Ideally, Jeffery’s 2015 season that was marred by injuries is a total thing of the past and White blossoms into the first round talent the Bears thought they were getting last year. Suddenly the Bears have a deadly duo for Jay Cutler and Chicago could quickly be a team to worry about in 2016. That can’t happen if Jeffery leaves, though, so expect the Bears to tag him and work on a big deal as soon as possible.
The team already traded away Jared Allen’s bloated salary last year and let Matt Forte know he wouldn’t be back – two moves that suggest they have an idea or two as to how they’ll be spending some cash this off-season. Jeffery is their top priority, so look for something to get done rather quickly.
Kirk Cousins, QB, Washington Redskins
Cousins is a pretty tough call here, as he’s probably the best the Redskins are going to do for 2016, but committing to him far beyond that is mildly risky. They could bypass him and roll with Colt McCoy for a year while they groom a new passer via the 2016 NFL Draft, and that seriously could work out just as well, if not better.
That might be short-changing what Cousins accomplished as the every week starter in 2015, though, a season in which he tossed 29 touchdowns en route to an NFC East division title and playoff trip. Can Cousins keep that momentum going and put up big numbers during another post-season run? Only maybe. However, he does appear to be a strong fit for Jay Gruden’s offense and with a solid supporting cast around him, there is enough there to suggest he could be the long-term answer under center.
Because of all of that, I don’t think Washington wants to let Cousins hit the open market. If that were to happen, suddenly he could see the grass being greener elsewhere (New York, Buffalo, Houston, Denver, to name a few spots) and perhaps he could even get more money. That should have the Redskins tagging him and as long as Cousins doesn’t try to break the bank, a solid long-term deal ala what Andy Dalton and Colin Kaepernick got recently makes good sense.
Muhammad Wilkerson, DE, New York Jets
Call me crazy, but I might sign Wilkerson to a nonexlusive tag and hope someone else offers him something that is sky high. New York is still better with him, but they also have a top shelf defense that would be plenty good without him – especially with the young Leonard Williams fully capable of replacing him on one side for the long-term.
That’s an intriguing thought, but Wilkerson is still just 26 and short of this side of J.J. Watt, might be the best defensive lineman in the entire league.

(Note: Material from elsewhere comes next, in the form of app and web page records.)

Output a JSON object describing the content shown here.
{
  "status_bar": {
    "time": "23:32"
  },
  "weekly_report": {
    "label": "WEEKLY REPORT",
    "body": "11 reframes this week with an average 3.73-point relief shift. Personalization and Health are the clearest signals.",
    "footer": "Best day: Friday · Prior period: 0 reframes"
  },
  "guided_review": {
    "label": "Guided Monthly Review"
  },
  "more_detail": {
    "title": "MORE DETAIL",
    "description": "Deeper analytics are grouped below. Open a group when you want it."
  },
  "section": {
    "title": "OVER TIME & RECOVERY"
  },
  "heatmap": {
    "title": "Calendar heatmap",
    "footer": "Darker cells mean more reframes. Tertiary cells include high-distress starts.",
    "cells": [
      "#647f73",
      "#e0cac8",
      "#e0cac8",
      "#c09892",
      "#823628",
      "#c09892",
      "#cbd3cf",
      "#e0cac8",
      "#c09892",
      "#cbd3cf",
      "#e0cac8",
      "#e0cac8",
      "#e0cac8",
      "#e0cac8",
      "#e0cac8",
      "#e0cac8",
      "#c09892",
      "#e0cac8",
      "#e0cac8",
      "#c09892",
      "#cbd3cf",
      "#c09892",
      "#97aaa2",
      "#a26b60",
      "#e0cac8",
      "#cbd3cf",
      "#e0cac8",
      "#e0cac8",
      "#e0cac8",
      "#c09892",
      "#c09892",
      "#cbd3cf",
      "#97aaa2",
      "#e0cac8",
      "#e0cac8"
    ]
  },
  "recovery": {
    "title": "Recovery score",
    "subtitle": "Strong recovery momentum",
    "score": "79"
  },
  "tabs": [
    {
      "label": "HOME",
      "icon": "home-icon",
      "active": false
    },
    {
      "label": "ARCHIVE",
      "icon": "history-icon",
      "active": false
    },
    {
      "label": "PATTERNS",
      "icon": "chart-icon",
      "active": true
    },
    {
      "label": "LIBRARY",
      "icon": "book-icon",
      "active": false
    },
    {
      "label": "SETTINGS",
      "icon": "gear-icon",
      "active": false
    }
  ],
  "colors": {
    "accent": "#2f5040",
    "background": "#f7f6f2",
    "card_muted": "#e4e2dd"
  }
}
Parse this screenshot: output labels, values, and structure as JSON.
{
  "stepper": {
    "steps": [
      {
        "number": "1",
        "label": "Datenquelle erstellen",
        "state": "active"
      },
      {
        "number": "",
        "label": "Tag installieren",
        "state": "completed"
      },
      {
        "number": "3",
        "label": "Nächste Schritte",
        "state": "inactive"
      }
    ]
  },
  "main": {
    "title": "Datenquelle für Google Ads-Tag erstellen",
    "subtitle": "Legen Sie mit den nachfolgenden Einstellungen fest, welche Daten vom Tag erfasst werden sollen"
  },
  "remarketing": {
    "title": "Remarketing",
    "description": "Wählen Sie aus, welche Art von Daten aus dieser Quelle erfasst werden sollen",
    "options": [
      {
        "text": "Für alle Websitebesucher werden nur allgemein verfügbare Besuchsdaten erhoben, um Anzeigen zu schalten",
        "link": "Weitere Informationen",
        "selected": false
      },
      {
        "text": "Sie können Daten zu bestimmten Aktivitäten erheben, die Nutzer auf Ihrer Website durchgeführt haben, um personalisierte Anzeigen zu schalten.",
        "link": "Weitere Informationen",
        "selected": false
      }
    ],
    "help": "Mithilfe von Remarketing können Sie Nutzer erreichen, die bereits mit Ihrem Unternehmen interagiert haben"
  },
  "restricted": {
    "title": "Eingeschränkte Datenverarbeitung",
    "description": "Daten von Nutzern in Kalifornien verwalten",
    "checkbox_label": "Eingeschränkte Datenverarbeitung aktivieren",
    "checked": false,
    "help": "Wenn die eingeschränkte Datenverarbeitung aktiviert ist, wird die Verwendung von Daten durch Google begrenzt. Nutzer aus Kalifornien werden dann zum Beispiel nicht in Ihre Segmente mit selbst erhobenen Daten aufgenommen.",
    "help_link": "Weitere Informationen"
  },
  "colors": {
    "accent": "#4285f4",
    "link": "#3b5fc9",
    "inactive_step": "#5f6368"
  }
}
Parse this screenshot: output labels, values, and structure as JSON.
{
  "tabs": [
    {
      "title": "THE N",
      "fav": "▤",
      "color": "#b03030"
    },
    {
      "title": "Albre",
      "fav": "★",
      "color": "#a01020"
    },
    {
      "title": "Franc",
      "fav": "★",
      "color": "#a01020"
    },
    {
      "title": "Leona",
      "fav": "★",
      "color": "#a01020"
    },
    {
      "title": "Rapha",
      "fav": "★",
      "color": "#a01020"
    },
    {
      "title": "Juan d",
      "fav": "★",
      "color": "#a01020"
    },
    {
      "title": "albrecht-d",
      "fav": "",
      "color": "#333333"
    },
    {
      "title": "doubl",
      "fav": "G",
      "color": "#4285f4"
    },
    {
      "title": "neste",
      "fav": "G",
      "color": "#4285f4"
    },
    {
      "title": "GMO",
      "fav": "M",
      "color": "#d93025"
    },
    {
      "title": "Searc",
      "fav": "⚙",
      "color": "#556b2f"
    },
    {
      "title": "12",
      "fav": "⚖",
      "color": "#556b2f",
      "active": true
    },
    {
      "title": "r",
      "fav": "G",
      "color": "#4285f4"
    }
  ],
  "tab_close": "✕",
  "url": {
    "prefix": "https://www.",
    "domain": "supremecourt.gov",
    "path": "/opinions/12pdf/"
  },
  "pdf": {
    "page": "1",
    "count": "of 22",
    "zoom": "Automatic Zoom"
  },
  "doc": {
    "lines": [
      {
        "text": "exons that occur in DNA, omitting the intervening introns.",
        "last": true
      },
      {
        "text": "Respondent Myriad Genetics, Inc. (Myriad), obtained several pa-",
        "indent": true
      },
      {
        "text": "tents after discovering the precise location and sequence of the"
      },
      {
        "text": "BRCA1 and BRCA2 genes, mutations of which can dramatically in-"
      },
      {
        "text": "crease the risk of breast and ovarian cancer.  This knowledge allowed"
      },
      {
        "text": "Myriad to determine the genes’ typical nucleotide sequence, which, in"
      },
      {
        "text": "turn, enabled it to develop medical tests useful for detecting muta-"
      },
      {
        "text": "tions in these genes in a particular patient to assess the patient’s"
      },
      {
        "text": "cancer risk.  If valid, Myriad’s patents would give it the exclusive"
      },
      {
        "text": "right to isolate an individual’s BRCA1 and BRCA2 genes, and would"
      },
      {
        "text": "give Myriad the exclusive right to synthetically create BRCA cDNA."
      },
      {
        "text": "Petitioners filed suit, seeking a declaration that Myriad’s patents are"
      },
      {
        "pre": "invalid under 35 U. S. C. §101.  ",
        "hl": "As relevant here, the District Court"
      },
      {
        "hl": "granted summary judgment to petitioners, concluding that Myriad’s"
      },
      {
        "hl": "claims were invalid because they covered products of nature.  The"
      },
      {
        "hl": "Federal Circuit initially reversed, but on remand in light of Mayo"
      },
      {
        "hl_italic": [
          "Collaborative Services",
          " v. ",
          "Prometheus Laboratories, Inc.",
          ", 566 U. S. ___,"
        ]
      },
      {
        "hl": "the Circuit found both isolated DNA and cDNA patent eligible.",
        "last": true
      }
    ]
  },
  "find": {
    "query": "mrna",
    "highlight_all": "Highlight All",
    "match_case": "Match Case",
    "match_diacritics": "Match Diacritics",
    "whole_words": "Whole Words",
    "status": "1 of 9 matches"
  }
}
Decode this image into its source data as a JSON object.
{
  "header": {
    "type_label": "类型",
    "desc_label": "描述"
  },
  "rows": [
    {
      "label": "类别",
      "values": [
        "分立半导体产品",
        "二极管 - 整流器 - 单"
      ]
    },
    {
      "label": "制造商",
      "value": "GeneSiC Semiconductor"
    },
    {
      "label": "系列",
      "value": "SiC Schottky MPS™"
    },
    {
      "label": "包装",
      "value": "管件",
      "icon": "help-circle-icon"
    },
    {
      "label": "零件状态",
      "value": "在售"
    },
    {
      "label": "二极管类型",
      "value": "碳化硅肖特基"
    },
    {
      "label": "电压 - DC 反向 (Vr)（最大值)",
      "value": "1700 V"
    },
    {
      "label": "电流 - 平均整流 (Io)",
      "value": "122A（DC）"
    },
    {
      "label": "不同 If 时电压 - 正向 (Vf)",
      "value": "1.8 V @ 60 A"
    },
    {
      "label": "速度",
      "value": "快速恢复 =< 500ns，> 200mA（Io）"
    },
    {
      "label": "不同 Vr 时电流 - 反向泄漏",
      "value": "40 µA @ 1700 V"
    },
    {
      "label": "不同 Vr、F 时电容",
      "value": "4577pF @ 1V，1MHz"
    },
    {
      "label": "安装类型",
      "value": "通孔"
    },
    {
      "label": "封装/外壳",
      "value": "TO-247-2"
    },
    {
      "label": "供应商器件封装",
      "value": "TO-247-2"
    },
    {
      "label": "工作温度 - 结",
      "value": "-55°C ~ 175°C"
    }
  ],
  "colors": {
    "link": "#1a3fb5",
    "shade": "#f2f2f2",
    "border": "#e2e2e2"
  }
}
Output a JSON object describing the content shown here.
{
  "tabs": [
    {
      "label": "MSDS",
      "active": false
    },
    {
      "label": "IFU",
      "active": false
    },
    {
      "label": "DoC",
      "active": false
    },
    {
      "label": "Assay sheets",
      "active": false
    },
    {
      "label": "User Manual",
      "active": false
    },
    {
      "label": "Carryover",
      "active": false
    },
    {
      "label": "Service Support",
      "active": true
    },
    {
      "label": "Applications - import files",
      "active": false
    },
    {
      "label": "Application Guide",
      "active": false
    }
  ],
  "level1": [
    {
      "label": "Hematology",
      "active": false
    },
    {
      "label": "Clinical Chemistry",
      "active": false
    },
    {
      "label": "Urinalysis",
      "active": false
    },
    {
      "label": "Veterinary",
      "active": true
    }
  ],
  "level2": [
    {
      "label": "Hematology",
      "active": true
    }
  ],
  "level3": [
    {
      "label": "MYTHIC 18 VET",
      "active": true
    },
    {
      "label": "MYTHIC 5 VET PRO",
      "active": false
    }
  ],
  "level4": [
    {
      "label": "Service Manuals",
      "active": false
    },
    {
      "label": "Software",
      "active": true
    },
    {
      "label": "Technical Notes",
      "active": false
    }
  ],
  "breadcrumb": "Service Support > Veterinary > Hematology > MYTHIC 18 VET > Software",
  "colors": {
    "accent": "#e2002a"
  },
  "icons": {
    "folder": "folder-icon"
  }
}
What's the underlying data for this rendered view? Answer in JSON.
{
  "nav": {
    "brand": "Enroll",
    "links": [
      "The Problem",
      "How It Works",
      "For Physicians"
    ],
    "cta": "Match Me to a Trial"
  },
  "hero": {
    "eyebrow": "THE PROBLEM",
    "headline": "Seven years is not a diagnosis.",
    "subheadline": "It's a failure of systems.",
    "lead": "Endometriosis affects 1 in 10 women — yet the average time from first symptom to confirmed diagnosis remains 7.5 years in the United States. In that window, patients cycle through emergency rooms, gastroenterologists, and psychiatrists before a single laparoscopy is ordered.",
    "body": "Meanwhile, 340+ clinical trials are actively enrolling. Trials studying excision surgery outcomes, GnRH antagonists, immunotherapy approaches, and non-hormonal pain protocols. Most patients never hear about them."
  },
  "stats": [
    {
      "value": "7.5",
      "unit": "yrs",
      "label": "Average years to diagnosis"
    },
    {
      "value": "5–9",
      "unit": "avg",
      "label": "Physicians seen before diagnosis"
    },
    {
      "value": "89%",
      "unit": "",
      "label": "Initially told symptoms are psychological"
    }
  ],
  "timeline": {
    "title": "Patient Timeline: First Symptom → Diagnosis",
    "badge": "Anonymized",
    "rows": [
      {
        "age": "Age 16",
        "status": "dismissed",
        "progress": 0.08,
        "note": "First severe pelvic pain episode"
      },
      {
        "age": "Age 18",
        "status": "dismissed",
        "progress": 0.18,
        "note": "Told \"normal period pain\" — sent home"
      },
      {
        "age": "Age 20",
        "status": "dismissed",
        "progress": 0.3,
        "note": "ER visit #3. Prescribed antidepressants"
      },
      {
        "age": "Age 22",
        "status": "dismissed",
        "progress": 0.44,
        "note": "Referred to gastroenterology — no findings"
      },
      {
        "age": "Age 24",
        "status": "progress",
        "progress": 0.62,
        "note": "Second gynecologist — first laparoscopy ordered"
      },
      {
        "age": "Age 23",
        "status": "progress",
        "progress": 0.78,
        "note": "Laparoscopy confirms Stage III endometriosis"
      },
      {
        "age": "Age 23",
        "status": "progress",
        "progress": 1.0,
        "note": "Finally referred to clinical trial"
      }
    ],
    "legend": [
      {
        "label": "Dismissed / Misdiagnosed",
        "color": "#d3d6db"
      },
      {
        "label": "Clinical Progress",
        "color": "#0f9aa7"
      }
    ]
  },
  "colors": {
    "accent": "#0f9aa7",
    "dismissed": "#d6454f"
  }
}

He certainly packs a nice combo as an elite run-stuffer that can also get after the quarterback (paced the Jets with 12 sacks in 2015), so the value is quite visible. If the Jets want to ensure they have an elite defense for years to come, tagging him and then locking him up for a four or five year deal makes a lot of sense.
Keep in mind that even once tagged, a long-term deal is not cemented for sure. The team and player have until July 15th to hammer something out and if they can’t by then, the player would then play out 2016 on their franchise tender deal. The top five guys we touched on here are pretty likely to be tagged and then signed to big contracts, however.